Baseball Is Back

Baseball Is Back

The lockout may be over, but MLB’s billionaire bosses are taking a hatchet to the sport.


There is joy in Muddville this morning, because the Major League Baseball season is officially back. The 99-day owners’ lockout is over, a new CBA being ratified, and, not only is baseball returning but, despite the second-longest work stoppage in MLB history, no games will be lost. Teams will take the field in time for April 15, the 75th anniversary of Jackie Robinson’s entry into the sport. That all 162 games will be played is a departure from what Rob Manfred, the MLB commissioner, said from the podium earlier this month during what looked like a negotiating standstill. In the minds of players, this will be reason number 1,000 why Manfred is not to be trusted.

But beyond Manfred, a toadstool for billionaires, the question inevitably arises as to who won and who lost in this particular deal. The most prominent winners are stadium workers, who can go to work without missing any games—and fans looking forward to a little baseball escapism amid difficult times. As for the players and the owners—and the battle that traces back into the 19th century, as long as there have been players and owners—assessing winners and losers is more complicated. Any time the billionaires, who voted for this deal unanimously, can feel confident enough to stall negotiations and lock out a union to impose conditions by brute force, that’s not a good sign. That they risked Robinson’s diamond anniversary and a significant part of the season for what they eventually got is disturbing. It shows a contempt for the game and its history.

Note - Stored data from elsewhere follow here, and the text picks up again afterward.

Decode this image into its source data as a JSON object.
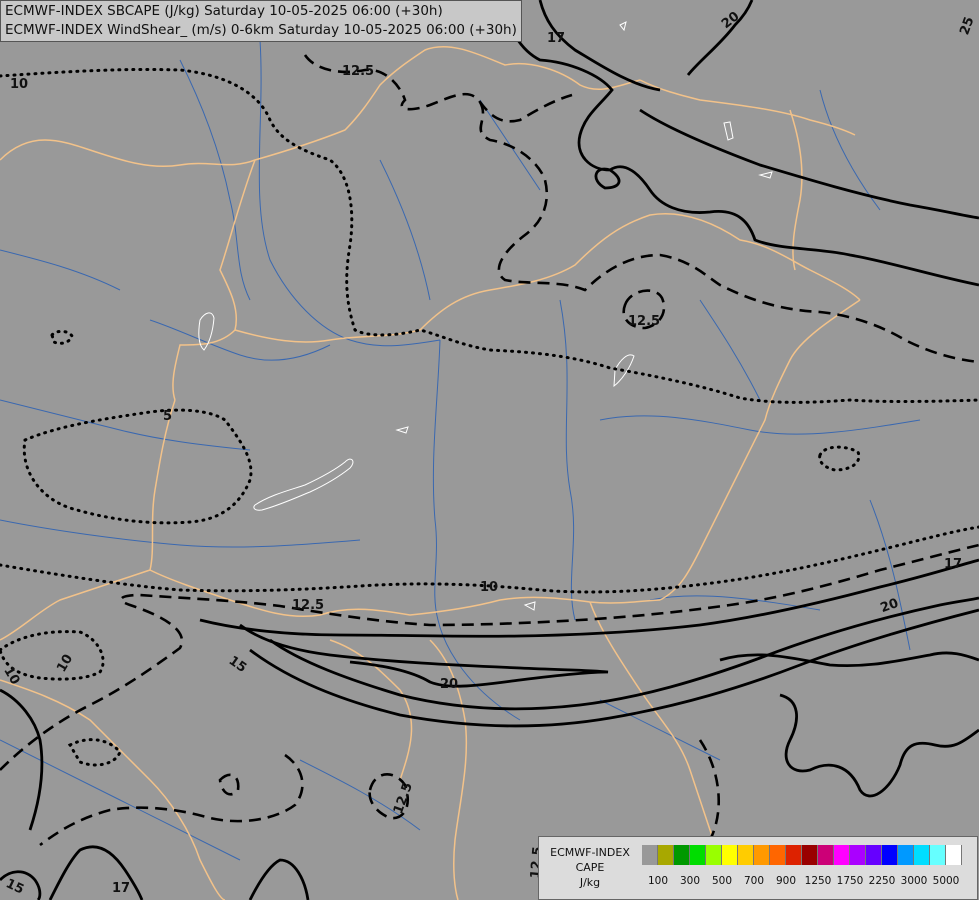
{
  "titles": {
    "line1": "ECMWF-INDEX SBCAPE (J/kg) Saturday 10-05-2025 06:00 (+30h)",
    "line2": "ECMWF-INDEX WindShear_ (m/s) 0-6km Saturday 10-05-2025 06:00 (+30h)"
  },
  "map": {
    "background": "#999999",
    "border_color": "#f2c28a",
    "river_color": "#3a68b0",
    "lake_color": "#ffffff",
    "contour_color": "#000000"
  },
  "contour_labels": [
    "10",
    "12.5",
    "17",
    "20",
    "25",
    "12.5",
    "5",
    "10",
    "12.5",
    "17",
    "20",
    "15",
    "20",
    "10",
    "10",
    "12.5",
    "15",
    "17",
    "12.5"
  ],
  "legend": {
    "title_line1": "ECMWF-INDEX",
    "title_line2": "CAPE",
    "title_line3": "J/kg",
    "colors": [
      "#999999",
      "#a8a800",
      "#009900",
      "#00dd00",
      "#99ff00",
      "#ffff00",
      "#ffcc00",
      "#ff9900",
      "#ff6600",
      "#dd2200",
      "#990000",
      "#cc0077",
      "#ff00ff",
      "#aa00ff",
      "#6600ff",
      "#0000ff",
      "#0099ff",
      "#00ddff",
      "#66ffff",
      "#ffffff"
    ],
    "ticks": [
      "100",
      "300",
      "500",
      "700",
      "900",
      "1250",
      "1750",
      "2250",
      "3000",
      "5000"
    ]
  }
}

That’s not the only way this contempt was expressed. There will now be 14 playoff teams, which will create new revenue but further dilute the regular season and chip away at one of the aspects of baseball that make it special: the joy of making the playoffs. There will also now be a designated hitter in the National League, finally eliminating something that’s been part of the game since Alexander Cartwright brought his squad out to Elysian Fields: how you strategize around a pitcher’s underwhelming ability to hit a ball. If those two decisions rankle traditionalist fans, one could imagine the response to something that Manfred once said would be absolutely verboten: the placing of ads on Major League uniforms. This will turn the classy simplicity of Yankee pinstripes or Dodgers blue into a stock car, further miring the game in its cult of commercialism. Some of these revenue streams will be passed on to players’ salaries, as the minimum wage for a player is now up 23 percent and the amount a team can spend on its players before it is hit with a “luxury tax” has also risen. But there is still no salary floor, which many fans had hoped for and would have compelled teams to invest more in talent. It could have transformed a league currently dominated by perennial contenders and where some teams can barely roll out Major League rosters. In addition, forthcoming changes to the rules of the game, like a pitch clock to increase the speed of contests and larger bases, could go into effect by 2023 if approved by a combination of players and management.

The players’ vote, unlike the owners, was split, as Tyler Kepner aptly explained:

The agreement passed by a 26-12 vote of union leadership that broke down this way: 26-4 among the 30 player representatives for each team, and 0-8 among the members of the executive subcommittee. The team representatives speak for the rank-and-file on their rosters. The subcommittee members are much more heavily involved, and also tend to be richer; four of the eight have signed nine-figure contracts, and all have made at least $37 million. The vote was a good reminder that most of the union members are not as rich as you may think; the median salary for M.L.B. players last season was $1.15 million, down from $1.65 million in Manfred’s first year in office.

That last line demands a closer examination: Despite exploding franchise valuations and massive local cable deal contracts, baseball owners have been crying poor while lowering salaries by 33 percent over the past seven years. While the players’ solidarity ensured that they were able to secure gains for marginal and young players, that the games were risked at all speaks volumes.

After the agreement was announced, Senator Bernie Sanders (I-Vt.) said the following, “These are baseball oligarchs who negotiated in bad faith for more than 100 days in a blatant attempt to break the players’ union. These are baseball oligarchs who, over the last year, eliminated their affiliation with over 40 minor league teams, not only causing needless economic pain and suffering, but also breaking the hearts of fans in small and mid-sized towns all over America.”

Obviously, using the word “oligarch” at this moment is not only factually accurate; it is also extremely loaded and could speak to trouble for our homegrown oligarchs down the line. Sanders promised legislation to end baseball’s anti-trust exemption, which allows it to operate above government scrutiny as a legal monopoly. If the lockout ends with the oligarchs under the hot lights, then perhaps it will have been worth it.

Correction: Due to an editing error, a previous version of this article indicated that Jackie Robinson broke baseball’s color barrier nearly 60 years ago. In fact, Robinson debuted for the Brooklyn Dodgers almost 75 years ago.